Now listening: Pavement, "Watery Domestic"
'Specially : Track 2, 'Frontwards'
(It makes me want to listen to the Built To Spill song, 'Carry the Zero', and the Tommy James & the Shondelles version of 'Crimson and Clover,' and Red Stars Theory's 'Think Piece,' The Places' 'Mouth to Mouth,' AND Interpol doing 'Hands Away.' I love it when all that happens.)
Hegel, in his early theological writings says:
" Since laws are unifications of opposites in a CONCEPT, which
thus leaves them as opposites while it exists itself in opposition
to reality, it follows that the concept expresses an OUGHT. If the
concept is treated in accordance with its form, not its content,
i.e., if it is treated as a concept made and grasped by men, the
command is moral. If we look soley at the content, as the specific
unification of specific opposites, and if therefore the "ought" [or
"Thou shalt"] does not arise from the property of the concept but
is asserted by an external power, the command is civil. Since in
the latter case the unification of opposites is not achieved by
thinking, is not subjective, civil laws delimit the opposition
between several living beings, while purely moral laws fix limits
to opposition in one living being. Thus the former restrict the
opposition of one living being to others, the latter the opposition
of one side, one power, of the living being to other sides, other
powers, of that same living being. "
Is this a real, useful division of labor, civil laws (to govern two or more people) and moral laws (to govern one person alone/in her aloneness)? First off, let's forget about the obnoxiously distracting switching of former/latter that he does towards the end, and also the whole preamble (the AWESOME! one) about unifications of opposites that leave the original oppositions intact while themselves (the unifications, as concepts) existing over and against reality. These muddle.
What I mean by useful : The distinction between regulating living beings in relation to one another, and regulating the inconstant soul of an individual _being_ alive. Civil laws have no ground, I would think, from which to attempt the regulation of someone just sitting in a chair. How she gets to the chair, what she's neglecting in order to stay sitting there, and anything she does from the chair -- these are subject to civil legislation, right? But what one does by not 'doing' isn't. Which is why we need morals, to . . . wait, that sounds wrong. Morals guide interpersonal relations; that's actually their primary meaning. Could you argue they do so only secondarily, and are primarily concerned with putting a person's inner turmoil into right relation such that she can 'behave' morally, her being morally-constituted a prerequisite? Eh, sure. I'm truncating the passage (the rest just isn't as pretty), but I think H. was presenting a special sphere of morality, not the entirety of its influence.

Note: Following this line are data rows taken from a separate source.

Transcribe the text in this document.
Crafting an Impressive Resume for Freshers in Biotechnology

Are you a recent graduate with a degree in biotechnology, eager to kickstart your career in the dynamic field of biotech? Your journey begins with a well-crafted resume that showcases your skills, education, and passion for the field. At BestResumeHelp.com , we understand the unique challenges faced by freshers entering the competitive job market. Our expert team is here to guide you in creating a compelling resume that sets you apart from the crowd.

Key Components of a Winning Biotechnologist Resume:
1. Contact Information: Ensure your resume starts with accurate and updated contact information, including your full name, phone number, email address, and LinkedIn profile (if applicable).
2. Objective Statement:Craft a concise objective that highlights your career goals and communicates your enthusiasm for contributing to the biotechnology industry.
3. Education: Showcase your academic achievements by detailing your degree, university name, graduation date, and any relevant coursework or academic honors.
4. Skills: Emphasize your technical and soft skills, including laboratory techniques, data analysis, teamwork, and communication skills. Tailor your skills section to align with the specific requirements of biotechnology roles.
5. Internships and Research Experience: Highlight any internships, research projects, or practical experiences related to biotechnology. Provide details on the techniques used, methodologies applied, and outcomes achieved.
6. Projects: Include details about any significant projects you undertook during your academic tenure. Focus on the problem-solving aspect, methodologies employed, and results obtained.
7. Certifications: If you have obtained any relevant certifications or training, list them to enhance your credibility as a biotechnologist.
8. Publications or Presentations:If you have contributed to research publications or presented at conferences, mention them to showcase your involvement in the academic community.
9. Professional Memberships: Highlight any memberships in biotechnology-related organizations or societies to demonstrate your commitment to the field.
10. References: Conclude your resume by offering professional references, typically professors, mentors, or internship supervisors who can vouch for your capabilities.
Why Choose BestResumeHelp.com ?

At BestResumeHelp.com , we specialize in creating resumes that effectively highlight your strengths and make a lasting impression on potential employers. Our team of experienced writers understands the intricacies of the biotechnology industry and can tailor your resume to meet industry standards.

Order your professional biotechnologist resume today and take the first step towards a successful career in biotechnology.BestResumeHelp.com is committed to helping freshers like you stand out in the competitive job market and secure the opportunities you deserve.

But it still sounds like Hegel is here articulating the argument that often serves as the basis for proponents of the 'no morality but through religion' position. Their assumption seems to be that there are moments when we are not in relation, not in communion with other human instances of being. And that we are either utterly alone in those moments, in which case our basic constitution is untethered by anything at all; or we are in Communion (sorry, sometimes the catholicism just comes) with a religious authority/companion/sensation, in which case our basic constitution is (insofar as we commune) regulated. And regulation is the only guarantee of the good (so continues this assumption).
Much of the moral philosophy I'm familiar with at the moment is critical of the idea that there is anything but an always-already relational self. There is no one just sitting in her chair; there is no need to regulate purely internal oppositions, because the internal is always impure. If by 'pure' you meant alone.
This is where I come into sympathy with the religious. I don't buy the wholly relational self of certain modern schools. I can't get over a certain sense of solitude, which is inches away, really, from admitting to the concept of soul. You can bring up your various continental philosophies as alternatives, but I've never found them all that altern from faiths; in deployment, possibly, but not in structure.
But it's pretty late, and I'm pretty tired. And I just ran across the quote in an old email, and realized I hadn't thought about it in a while. So I wrote some things down.
Actually, mostly I just like the lyrics from 'Frontwards' that I'm using as a post title. The rest is just filler.